Father, we're so thankful for this chapter, Lord, for David's example of how God, even when there was evil all around, that David didn't have to be the victim of his circumstances, the victim of other people. God, he was able to not fret, and to rise above all of these things, because he trusted in you, because he turns not to himself, not to other people, God, but he really turned to you. And he delighted in you. And he found joy and satisfaction. And so, God, I pray that we would just take what you say in this text so seriously, Father, don't let us fret.

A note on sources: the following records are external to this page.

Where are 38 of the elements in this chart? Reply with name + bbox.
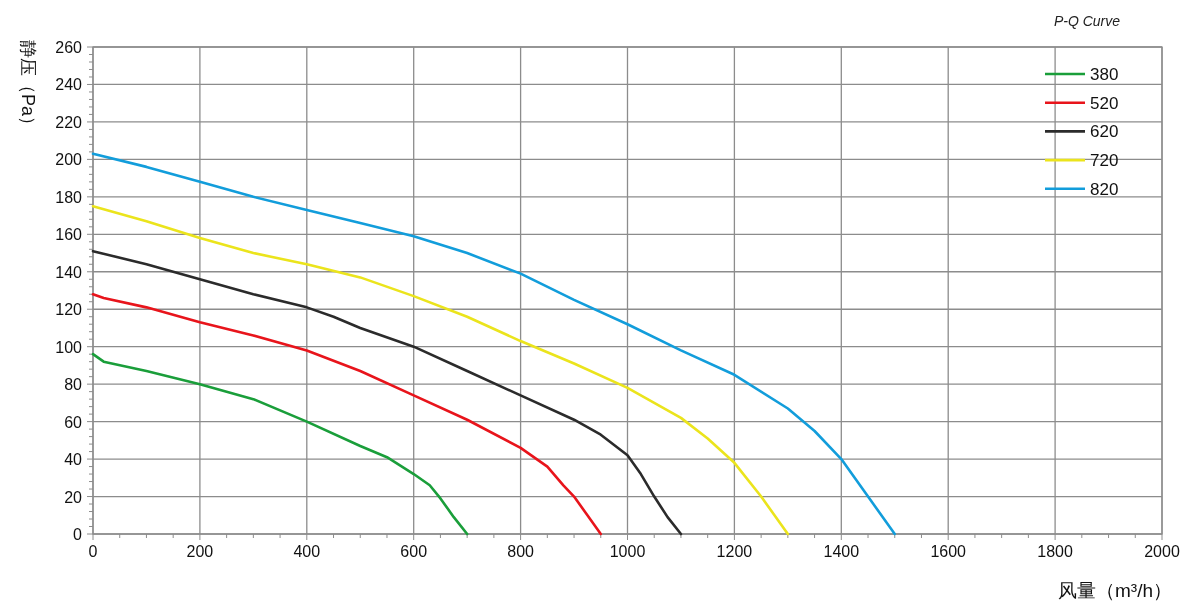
line-series	[91, 249, 683, 536]
y-tick-label: 20	[64, 488, 83, 506]
y-tick-label: 220	[55, 113, 83, 131]
legend-label: 380	[1090, 65, 1119, 84]
y-tick-label: 40	[64, 451, 83, 469]
y-tick-label: 240	[55, 76, 83, 94]
x-tick-label: 1800	[1037, 543, 1073, 560]
x-tick-label: 2000	[1144, 543, 1180, 560]
x-tick-label: 1200	[716, 543, 753, 560]
y-tick-label: 180	[55, 188, 83, 206]
y-tick-label: 80	[64, 376, 83, 394]
line-series	[91, 292, 603, 536]
x-tick-label: 600	[400, 543, 428, 560]
x-tick-label: 1600	[930, 543, 967, 560]
chart-title: P-Q Curve	[1053, 13, 1121, 29]
y-tick-label: 60	[64, 413, 83, 431]
x-tick-label: 0	[88, 543, 98, 560]
legend-label: 820	[1090, 179, 1119, 199]
x-tick-label: 200	[186, 543, 214, 560]
x-tick-label: 1400	[823, 543, 860, 560]
y-tick-label: 140	[55, 263, 83, 281]
y-tick-label: 0	[73, 526, 83, 543]
legend-label: 520	[1090, 93, 1119, 113]
x-axis-title: 风量（m³/h）	[1058, 580, 1172, 601]
legend-label: 620	[1090, 122, 1119, 142]
line-series	[91, 352, 469, 536]
y-tick-label: 120	[55, 301, 83, 319]
y-tick-label: 260	[55, 39, 83, 56]
y-tick-label: 160	[55, 226, 83, 244]
y-tick-label: 100	[55, 338, 83, 356]
x-tick-label: 400	[293, 543, 321, 560]
legend-label: 720	[1090, 151, 1119, 171]
x-tick-label: 800	[507, 543, 535, 560]
y-tick-label: 200	[55, 151, 83, 169]
line-series	[91, 152, 897, 536]
y-axis-title: 静压（Pa）	[18, 40, 38, 135]
x-tick-label: 1000	[609, 543, 646, 560]
line-series	[91, 204, 790, 536]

God, I know that there are some people for whom fretting has characterized their life as they walked in here today, or that they have just been watching the news and get angry. They've been watching what's going on around us and getting fearful. God I'm so glad that you have shown us a better way than that. God, I pray that we would not fret, that we would not envy the wicked. God, let us turn to you. God, let us be those who hear what you say, God, that it's not going to go this way forever, God, that it's just going to be a little while longer and evil is going to be put away; it is going to be done with, God, that you will return, and you will rule, and you will reign, and you will put all of your enemies as a footstool under your feet. And so, God, be our vision. Lord, we really need to look to you. We need you to show us your glory. God, we want to delight in you, that we want to be satisfied in you. God, we want it to be you and you only first in our hearts. We don't need riches, we can be satisfied with less than other people, God, because we have the most satisfying thing in you. And God we know that the only way that we can have a relationship with you is by trusting in your Son Jesus Christ, in the work that he did when he died for our sins and he rose again so that we could have a new life, and eternal life with you, so that would be our vision, be first in our heart, we pray. Amen.